Sunday, 5 June 2016

Pea Protein VS Whey Protein

Which is Better? Pea or Whey

If you're into bodybuilding, chances are that you are well familiar with protein sources from the likes of whey, casein, eggs and soy. But pea? Probably not much. It is not surprising since whey protein had dominated the market for protein supplements for over 20 years since it was first made popular in the late 90’s. It is also because alternatives to whey are lacking since there hasn’t been a protein supplement that came close to whey. But it looks like things are about to change.

         Recently, pea protein seems to have stolen the limelight of whey protein. There are increasing reviews that praise the wonders of pea protein in promoting muscle growth and burning fat. Celebrity dietitian, Cynthia Sass, quoted pea protein as the hottest new muscle builder in one of her articles in Shape. But how exactly is it that pea protein, which was almost unheard of in the past suddenly become the rising star in protein supplements in less than a year?

         The pea protein craze came about in 2015 after a study was published in the Journal of the International Society of Sports Nutrition by a group of French researchers. The study found that pea protein is similar to whey when it comes to increasing bicep muscle thickness. The study, which ran for a period of 12 weeks found that men given pea protein experienced similar increase in bicep muscle thickness to men given whey protein, which led the researchers to suggest that pea protein could be the new comparable alternative to whey. But whey protein has always been touted as the leader in protein supplements. How is it that pea protein ended-up standing shoulder-to-shoulder with whey?

         We all know pea is packed with protein. But pea protein has several advantages over whey when it comes to price, protein content and the types of amino acids. Whey protein concentrate usually contains about 80% protein, while pea protein isolate contains 85% protein - about 5% more protein than whey. Not bad. But that's not all.

        Pea protein contains 4.7 times the amount of arginine in whey (8.7% in pea versus 1.9% in whey). Arginine is the amino acid responsible for increasing blood flow to the muscle and promote protein synthesis. The glutamine content in pea protein is about 67% higher than whey protein concentrate. Glutamine is the amino acid responsible for preventing your muscle from breaking down due to stress and illness. In other words, glutamine is the amino acid that helps preserve your hard-earned muscles from losing shape. And pea protein is an excellent source of glutamine compared to whey.

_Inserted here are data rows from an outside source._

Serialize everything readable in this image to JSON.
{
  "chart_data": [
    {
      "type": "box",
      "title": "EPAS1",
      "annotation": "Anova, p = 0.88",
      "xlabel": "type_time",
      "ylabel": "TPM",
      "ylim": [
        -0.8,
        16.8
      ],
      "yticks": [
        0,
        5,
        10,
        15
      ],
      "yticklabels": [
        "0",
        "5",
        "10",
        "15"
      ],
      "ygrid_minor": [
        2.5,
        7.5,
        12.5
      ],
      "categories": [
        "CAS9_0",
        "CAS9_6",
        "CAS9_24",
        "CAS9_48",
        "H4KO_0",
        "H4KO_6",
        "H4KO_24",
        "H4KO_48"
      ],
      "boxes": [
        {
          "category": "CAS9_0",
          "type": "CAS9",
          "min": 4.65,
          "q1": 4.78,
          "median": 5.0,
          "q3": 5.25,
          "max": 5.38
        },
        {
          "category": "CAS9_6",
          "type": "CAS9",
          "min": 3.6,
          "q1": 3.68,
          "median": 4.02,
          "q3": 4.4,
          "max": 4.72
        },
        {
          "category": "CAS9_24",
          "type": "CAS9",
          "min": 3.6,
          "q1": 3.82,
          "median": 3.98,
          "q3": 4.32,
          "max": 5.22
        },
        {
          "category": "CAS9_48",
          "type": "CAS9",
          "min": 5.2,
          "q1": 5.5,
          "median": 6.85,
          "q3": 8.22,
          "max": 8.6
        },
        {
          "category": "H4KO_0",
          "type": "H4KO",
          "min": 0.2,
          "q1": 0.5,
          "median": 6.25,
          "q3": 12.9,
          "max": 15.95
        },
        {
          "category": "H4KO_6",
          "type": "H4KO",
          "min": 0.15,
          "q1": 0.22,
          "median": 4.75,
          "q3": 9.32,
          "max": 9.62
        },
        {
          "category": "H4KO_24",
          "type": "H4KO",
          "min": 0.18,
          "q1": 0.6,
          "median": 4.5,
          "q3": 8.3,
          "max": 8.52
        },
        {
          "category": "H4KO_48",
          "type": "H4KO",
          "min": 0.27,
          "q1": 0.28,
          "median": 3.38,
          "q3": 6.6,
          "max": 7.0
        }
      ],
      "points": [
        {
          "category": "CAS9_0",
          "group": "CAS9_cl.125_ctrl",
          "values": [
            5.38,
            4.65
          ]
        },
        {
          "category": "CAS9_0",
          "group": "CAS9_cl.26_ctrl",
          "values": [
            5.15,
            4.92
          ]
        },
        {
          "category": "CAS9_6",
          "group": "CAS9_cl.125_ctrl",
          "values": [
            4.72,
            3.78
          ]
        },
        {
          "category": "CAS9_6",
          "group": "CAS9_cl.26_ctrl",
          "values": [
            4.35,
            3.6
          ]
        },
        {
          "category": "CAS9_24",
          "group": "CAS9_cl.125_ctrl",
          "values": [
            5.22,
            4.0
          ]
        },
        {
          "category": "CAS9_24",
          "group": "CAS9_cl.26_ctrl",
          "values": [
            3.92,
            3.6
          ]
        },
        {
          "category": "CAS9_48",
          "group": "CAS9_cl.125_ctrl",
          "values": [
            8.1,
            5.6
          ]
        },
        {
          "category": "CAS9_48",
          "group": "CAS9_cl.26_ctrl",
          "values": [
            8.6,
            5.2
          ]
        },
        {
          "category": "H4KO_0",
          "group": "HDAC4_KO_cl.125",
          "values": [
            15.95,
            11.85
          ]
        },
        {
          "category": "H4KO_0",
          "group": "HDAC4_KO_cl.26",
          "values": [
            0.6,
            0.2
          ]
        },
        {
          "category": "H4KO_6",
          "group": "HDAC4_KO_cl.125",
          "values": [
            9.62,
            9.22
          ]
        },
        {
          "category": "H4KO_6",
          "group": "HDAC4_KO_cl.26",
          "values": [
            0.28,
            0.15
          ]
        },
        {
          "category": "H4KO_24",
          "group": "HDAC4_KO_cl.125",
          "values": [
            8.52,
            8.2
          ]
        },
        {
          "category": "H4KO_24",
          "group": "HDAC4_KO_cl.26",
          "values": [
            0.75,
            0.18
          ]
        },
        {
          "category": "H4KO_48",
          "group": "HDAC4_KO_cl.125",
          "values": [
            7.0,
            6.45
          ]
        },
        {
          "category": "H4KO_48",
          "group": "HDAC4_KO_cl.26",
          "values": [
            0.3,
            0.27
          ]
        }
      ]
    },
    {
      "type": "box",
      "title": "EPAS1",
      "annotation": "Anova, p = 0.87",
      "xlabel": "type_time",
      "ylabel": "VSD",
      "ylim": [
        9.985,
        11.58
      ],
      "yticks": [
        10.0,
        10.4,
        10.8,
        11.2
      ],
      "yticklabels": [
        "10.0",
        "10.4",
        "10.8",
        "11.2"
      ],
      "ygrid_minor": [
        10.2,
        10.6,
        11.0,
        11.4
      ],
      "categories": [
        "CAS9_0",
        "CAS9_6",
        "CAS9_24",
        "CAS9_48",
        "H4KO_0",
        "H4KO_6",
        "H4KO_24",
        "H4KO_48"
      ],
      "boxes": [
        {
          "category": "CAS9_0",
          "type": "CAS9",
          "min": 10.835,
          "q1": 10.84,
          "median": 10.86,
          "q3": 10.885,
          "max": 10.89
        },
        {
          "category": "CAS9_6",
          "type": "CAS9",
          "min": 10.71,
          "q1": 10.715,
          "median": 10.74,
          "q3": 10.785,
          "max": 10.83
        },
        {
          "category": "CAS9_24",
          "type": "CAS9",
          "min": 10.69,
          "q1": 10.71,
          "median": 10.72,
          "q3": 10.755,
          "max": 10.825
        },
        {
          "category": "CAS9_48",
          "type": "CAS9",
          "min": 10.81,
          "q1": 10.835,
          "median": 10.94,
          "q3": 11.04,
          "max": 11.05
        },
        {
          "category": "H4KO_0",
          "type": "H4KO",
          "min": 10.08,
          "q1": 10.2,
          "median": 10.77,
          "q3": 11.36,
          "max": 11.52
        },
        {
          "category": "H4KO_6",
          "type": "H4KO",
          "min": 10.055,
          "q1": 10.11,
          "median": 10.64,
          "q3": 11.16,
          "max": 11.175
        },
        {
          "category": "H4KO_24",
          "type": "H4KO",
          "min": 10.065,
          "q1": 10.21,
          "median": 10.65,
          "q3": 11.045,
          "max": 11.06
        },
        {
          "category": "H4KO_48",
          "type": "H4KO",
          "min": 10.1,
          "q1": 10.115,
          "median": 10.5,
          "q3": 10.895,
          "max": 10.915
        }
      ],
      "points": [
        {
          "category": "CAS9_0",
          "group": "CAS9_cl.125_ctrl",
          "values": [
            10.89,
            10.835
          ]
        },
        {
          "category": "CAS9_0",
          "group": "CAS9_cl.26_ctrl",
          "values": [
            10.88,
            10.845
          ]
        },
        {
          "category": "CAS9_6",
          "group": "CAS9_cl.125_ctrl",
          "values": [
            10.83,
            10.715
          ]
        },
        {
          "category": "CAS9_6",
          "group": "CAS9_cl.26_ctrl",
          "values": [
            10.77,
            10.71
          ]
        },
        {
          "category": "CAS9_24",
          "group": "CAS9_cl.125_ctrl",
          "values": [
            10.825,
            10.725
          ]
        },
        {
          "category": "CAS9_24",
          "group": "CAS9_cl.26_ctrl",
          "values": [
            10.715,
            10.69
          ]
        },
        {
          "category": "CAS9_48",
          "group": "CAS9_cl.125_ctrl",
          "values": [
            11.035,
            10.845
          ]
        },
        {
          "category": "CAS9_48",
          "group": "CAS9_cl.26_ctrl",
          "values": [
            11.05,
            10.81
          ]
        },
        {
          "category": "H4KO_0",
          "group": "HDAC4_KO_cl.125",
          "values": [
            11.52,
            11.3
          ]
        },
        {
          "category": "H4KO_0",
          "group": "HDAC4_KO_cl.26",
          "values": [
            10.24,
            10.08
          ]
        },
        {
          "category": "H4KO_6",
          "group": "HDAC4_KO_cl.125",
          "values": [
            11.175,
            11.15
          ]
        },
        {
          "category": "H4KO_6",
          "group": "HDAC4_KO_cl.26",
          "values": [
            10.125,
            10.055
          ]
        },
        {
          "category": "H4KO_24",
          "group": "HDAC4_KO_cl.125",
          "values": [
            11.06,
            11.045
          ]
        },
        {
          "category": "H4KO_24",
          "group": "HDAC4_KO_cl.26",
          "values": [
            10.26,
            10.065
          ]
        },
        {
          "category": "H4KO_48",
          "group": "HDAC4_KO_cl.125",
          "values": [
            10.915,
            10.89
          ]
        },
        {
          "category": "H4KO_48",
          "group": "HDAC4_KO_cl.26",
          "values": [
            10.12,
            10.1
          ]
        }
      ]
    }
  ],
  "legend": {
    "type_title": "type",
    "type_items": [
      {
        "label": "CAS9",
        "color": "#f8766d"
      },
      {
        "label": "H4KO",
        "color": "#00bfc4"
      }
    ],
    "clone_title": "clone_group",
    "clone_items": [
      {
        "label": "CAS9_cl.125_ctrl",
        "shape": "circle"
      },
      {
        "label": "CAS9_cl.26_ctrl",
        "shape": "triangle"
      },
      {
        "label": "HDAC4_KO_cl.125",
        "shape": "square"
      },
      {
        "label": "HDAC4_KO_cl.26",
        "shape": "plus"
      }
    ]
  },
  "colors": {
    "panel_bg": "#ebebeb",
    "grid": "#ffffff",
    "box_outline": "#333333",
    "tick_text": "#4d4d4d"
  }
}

        Whey has always been known to contain the highest amount of branched chain amino acids (BCAAs) which helps promote muscle growth. In this case, however, pea protein seems to carry a comparable level of BCAAs as whey protein (18% in pea protein versus 19% in whey).

        Unlike whey protein concentrate, pea protein does not contain lactose and is easy on the digestive tract. Lactose is a sugar that your body can't break down and gets fermented in the intestinal tract, causing stomach discomfort, diarrhea and bloating. If you're sensitive to lactose, pea protein may be a more suitable choice for you.

        The digestibility of pea protein is 97.3% compared to whey protein at 99.7%. The negligible difference showed that pea protein is a very easily digestible protein. It has an absorption rate that is just slightly less than whey, but is still considered much faster than casein or other proteins. This balance gives pea protein the edge in muscle growth and protein synthesis without the need for the several intake after workout as recommended when consuming whey protein.

         Most importantly, pea protein product costs significantly less than whey proteins. At $9.10 per pound, pea protein is priced at 25-30% lower than whey protein concentrate. With higher protein and quality amino acid contents, pea protein provides your wallet with great savings over the long term, without compromising on your muscle growth and workout.


References:
1. Babault N, et al. Pea proteins oral supplementation promotes muscle thickness gains during resistance training: a double-blind, randomized, Placebo-controlled clinical trial vs. Whey protein. J Int Soc Sports Nutr, 2015 Jan 21;12(1):3.
2. Overduin J, et al. NUTRALYS® pea protein: characterization of in vitro gastric digestion and in vivo gastrointestinal peptide responses relevant to satiety. Food Nutr Res. 2015; 59: 10.
3. Institute of Food TechnologistsAnnual Meeting & Food Expo 2008. Nutralys Pea Protein.
4. Rutherford SM, et al. Protein digestibility-corrected amino acid scores and digestible indispensable amino acid scores differentially describe protein quality in growing male rats. J Nutr. 2015 Feb;145(2):372-9.